Ainsi, « le grammairien Claude Faivre de Vaugelas fixe [en 1647] les règles de l’accord établissant que "la forme masculine a prépondérance sur le féminin, parce que plus noble" », ce que l’autre grammairien Nicolas Beauzée confirmera en 1767 en ajoutant « à cause de la supériorité du mâle sur la femelle », explique la linguiste dans ses travaux. Dans l’Hexagone, les classes supérieures mettent un point d’honneur à sacraliser la langue de Molière. Alors que Voltaire s’amusait à faire des fautes d’orthographe pour agacer l’institution, « la société [continue de] juge[r] la qualité de l’autorité d’une personne par rapport à son accent ou son langage », souligne Mary C. Lavissière.

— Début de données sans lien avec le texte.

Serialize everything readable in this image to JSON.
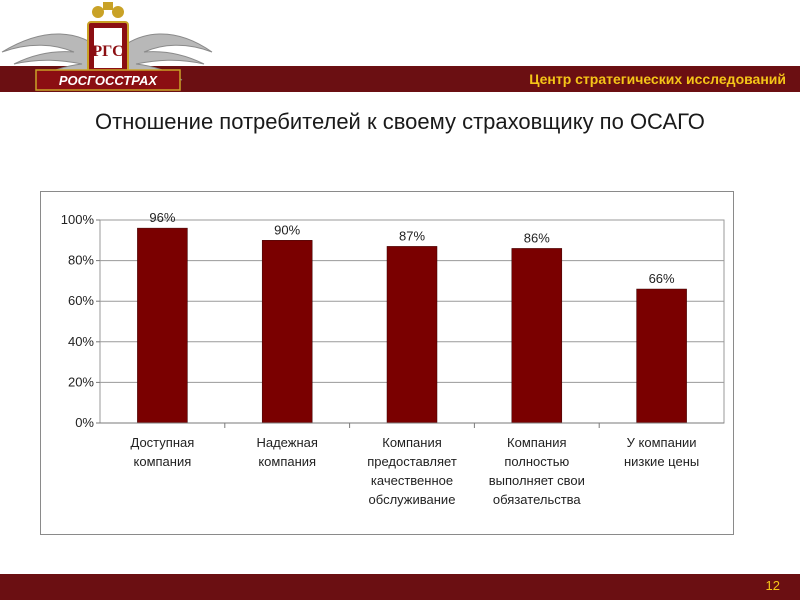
{
  "brand": {
    "logo_text": "РОСГОССТРАХ",
    "logo_monogram": "РГС",
    "header_title": "Центр стратегических исследований",
    "primary_color": "#6b0f12",
    "accent_color": "#f5c518",
    "logo_icon": "double-headed-eagle-emblem"
  },
  "slide": {
    "title": "Отношение потребителей к своему страховщику по ОСАГО",
    "page_number": "12"
  },
  "chart_data": {
    "type": "bar",
    "categories": [
      [
        "Доступная",
        "компания"
      ],
      [
        "Надежная",
        "компания"
      ],
      [
        "Компания",
        "предоставляет",
        "качественное",
        "обслуживание"
      ],
      [
        "Компания",
        "полностью",
        "выполняет свои",
        "обязательства"
      ],
      [
        "У компании",
        "низкие цены"
      ]
    ],
    "values": [
      96,
      90,
      87,
      86,
      66
    ],
    "value_labels": [
      "96%",
      "90%",
      "87%",
      "86%",
      "66%"
    ],
    "y_ticks": [
      "0%",
      "20%",
      "40%",
      "60%",
      "80%",
      "100%"
    ],
    "ylim": [
      0,
      100
    ],
    "bar_color": "#7a0000",
    "grid": true,
    "legend": "none"
  }
}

« Un rapport affectif à la langue »
En près de 90 ans, les immortels n’ont pas produit un seul dictionnaire complet, la neuvième édition n’étant pas encore achevée. Les immortels s’expriment surtout sur l’usage d’un mot ou d’une expression nouvelle qu’elle refuse d’approuver. Pour Véronique Perry, experte du langage, l’Académie française « ne devrait pas exister ». « Ce sont tous des écrivains qui ont un rapport affectif à la langue et non pas scientifique. Dès qu’il s’agit de réforme, que le peuple ou que d’autres personnes qu’eux-mêmes veulent donner un avis sur la langue qu’ils ont sacralisée, ils s’insurgent », regrette la chercheuse.
« Les institutions sont en général conservatrices, notamment l’Académie. Mais le risque c’est de devenir entièrement détaché de l’usage de la langue française et de la personne lambda » et donc, à terme, de finir « écarté de la conversation sur la langue » et ses évolutions, explique Mary C. Lavissière. A force de tenter de figer la langue française, l’Académie risque en effet d’apparaître comme un symbole du passé et de se déconnecter du reste de la population française qui, elle, ne cesse de s’amuser et se taquiner au sujet de sa diversité linguistique. Tancarville ou étendage, pain au chocolat ou chocolatine, mouillettes ou bûchettes à tremper dans son œuf à la coque… Quel que soit le nouvel immortel, l’usage continuera à triompher.